A fresh entry in the evergreen field of works devoted to Charlie Chaplin.
If ever an artist’s life lent itself to psychoanalysis, it’s Chaplin’s. His alcoholic father abandoned him and his brother when they were children, leaving him in the abject poverty of a London slum with an encephalitic mother who ended up in a madhouse. “We laugh…in order not to weep,” said Chaplin years later. Rather than take the fun out of Chaplin’s comedies with tendentious theorizing, Weissman, a faculty member at the Washington School of Psychiatry, lends dimension to the classics, drawing reasonable connections between Chaplin’s life and art. The author demonstrates Chaplin’s ability to transform family heartbreak into film comedies such as The Gold Rush, Modern Times and City Lights. Equally influential on Chaplin’s art were the early days he spent honing his craft in British music halls.

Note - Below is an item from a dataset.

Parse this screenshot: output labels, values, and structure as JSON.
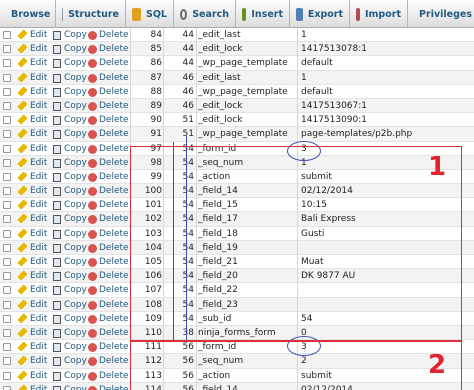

With lean, energetic prose, Weissman ably sidesteps stilted academic writing to bring this colorful theatrical period to life. He offers vivid sketches of the hardships of touring in the hardscrabble provinces and the painstaking, meticulous ways in which Chaplin honed his talents. Childhood pain, the music-hall apprenticeships and the new art of film aligned in Hollywood as Chaplin went to work for director Mack Sennett. Weissman carefully follows the confluence of several artists that led to the creation of Chaplin’s iconic Little Tramp. Throughout the book, the author caps exhaustive sourcing with an overlay of insightful observations about Chaplin’s creative process.
Find space on the crowded Chaplin shelf for this perceptive, literate take on the great screen clown.